In an emotion-filled conversation, Ray tells the former Labor leader she may well have left the greatest legacy of any prime minister he’s ever dealt with.
The two very rarely saw eye to eye over the course of Ms Gillard’s time as the nation’s leader, with Ray one of the loudest voices against her government’s asylum seeker policy.
But, the bad blood was set aside over an issue extremely close to Ray’s heart, the sexual abuse of children.
Ms Gillard was played a significant role in establishing the Royal Commission into Institutional Responses to Child Sexual Abuse.
Ray has publicly thanked her for making it happen and finally got the chance to do so personally.
“I really mean this most sincerely.
“You’re a prime minister that left a legacy, via the institution of the royal commission, that perhaps rivals any legacy left by any prime minister that I’ve dealt with.”
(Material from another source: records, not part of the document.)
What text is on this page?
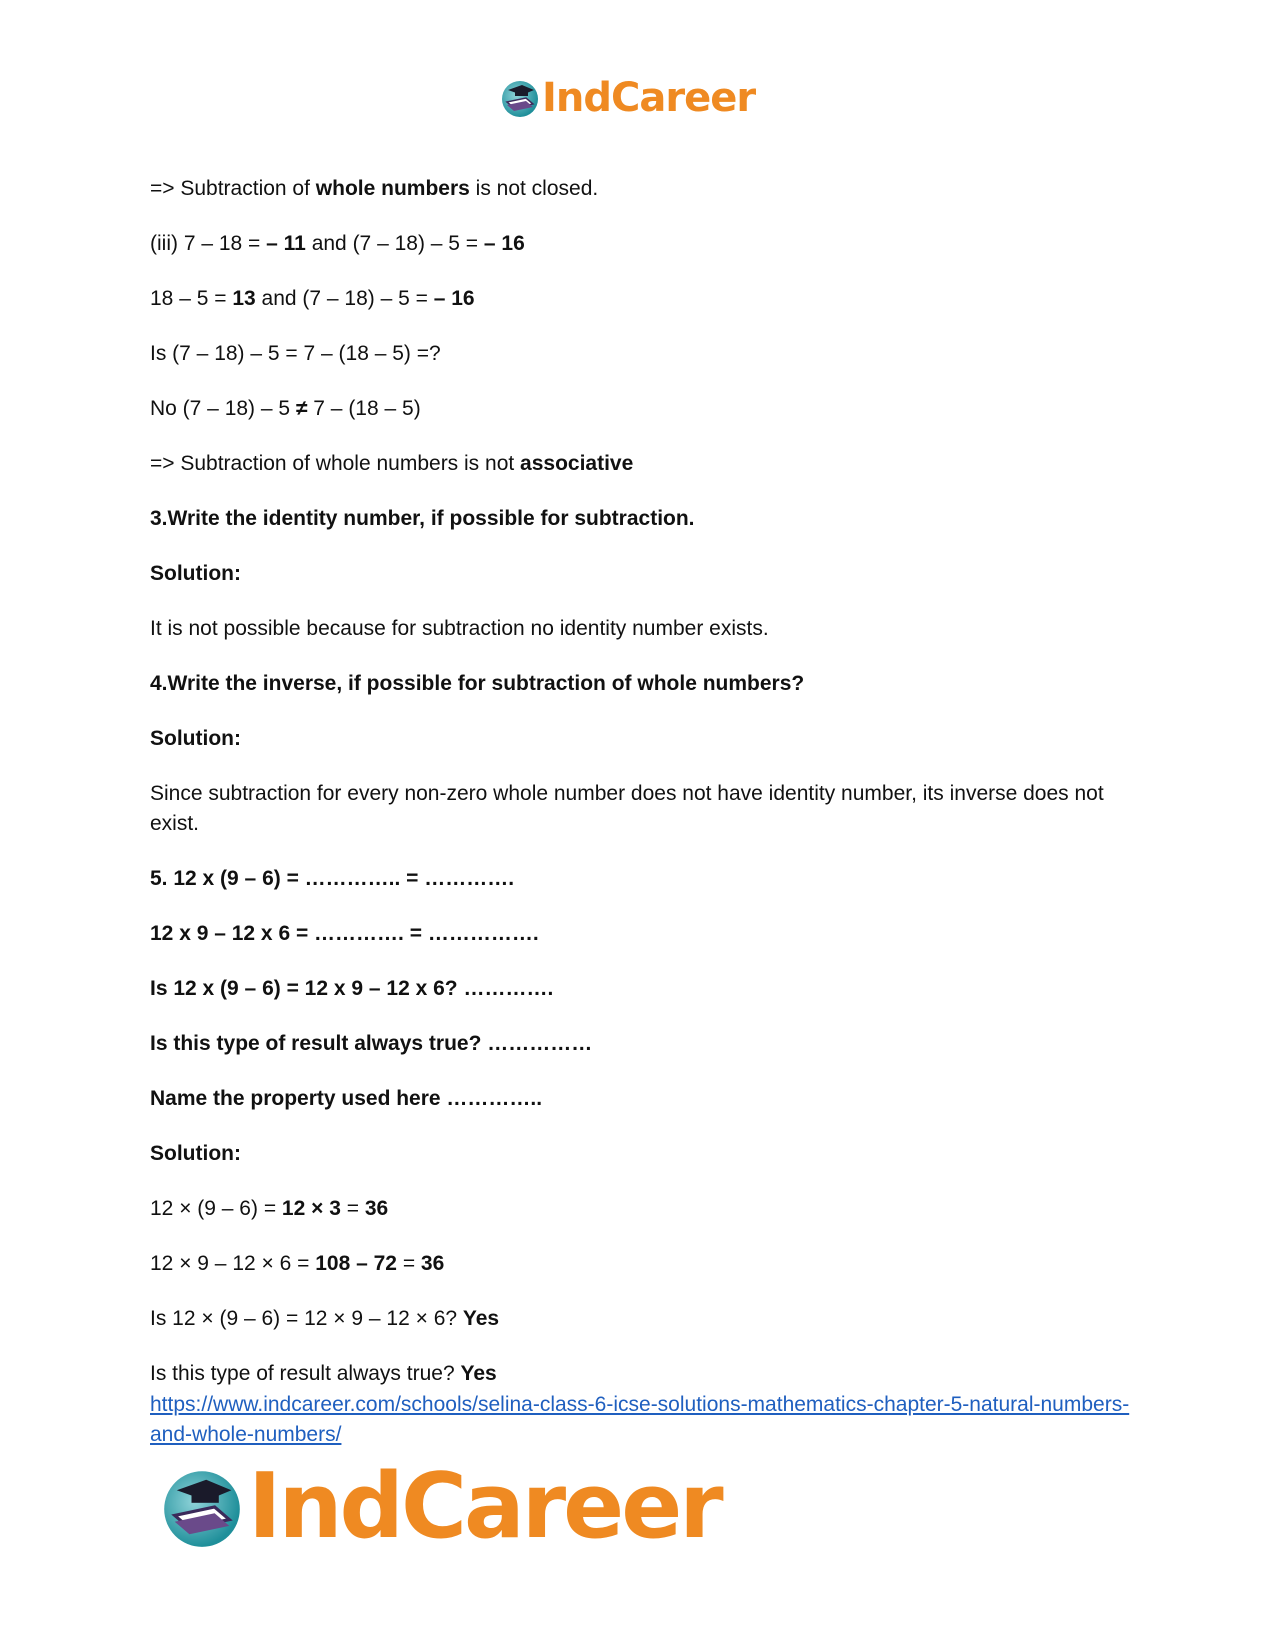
IndCareer
=> Subtraction of whole numbers is not closed.
(iii) 7 – 18 = – 11 and (7 – 18) – 5 = – 16
18 – 5 = 13 and (7 – 18) – 5 = – 16
Is (7 – 18) – 5 = 7 – (18 – 5) =?
No (7 – 18) – 5 ≠ 7 – (18 – 5)
=> Subtraction of whole numbers is not associative
3.Write the identity number, if possible for subtraction.
Solution:
It is not possible because for subtraction no identity number exists.
4.Write the inverse, if possible for subtraction of whole numbers?
Solution:
Since subtraction for every non-zero whole number does not have identity number, its inverse does not exist.
5. 12 x (9 – 6) = ………….. = ………….
12 x 9 – 12 x 6 = …………. = …………….
Is 12 x (9 – 6) = 12 x 9 – 12 x 6? ………….
Is this type of result always true? ……………
Name the property used here …………..
Solution:
12 × (9 – 6) = 12 × 3 = 36
12 × 9 – 12 × 6 = 108 – 72 = 36
Is 12 × (9 – 6) = 12 × 9 – 12 × 6? Yes
Is this type of result always true? Yes
https://www.indcareer.com/schools/selina-class-6-icse-solutions-mathematics-chapter-5-natural-numbers-and-whole-numbers/
IndCareer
He asks Ms Gillard what made her persist with the royal commission when so many others failed to follow through.
“I did agonise over the decision, I did really wrestle with it, it wasn’t an easy one.
“The exposés were mounting, and obviously Ray you’ve been on this issue for a long period of time.
“I agonised with it because I could see the merits of a national enquiry but I also worried that if it didn’t work really really well that it might end up re-traumatising people.
“I knew there was that kind of risk but ultimately came down on the side of saying, ‘…to so many people who have been not believed, told to be quiet, turned away, that this is your opportunity to tell your story and be believed and treated respectfully’.”
Click PLAY below to hear the full interview
Ray also told Ms Gillard what inspired his own crusade against those who abuse children.
“I revealed publicly after my mother’s passing a number of years ago that she was a victim.
“And she was a much-troubled individual for much of her life and I didn’t know until very late in her life why that trouble was in her mind.”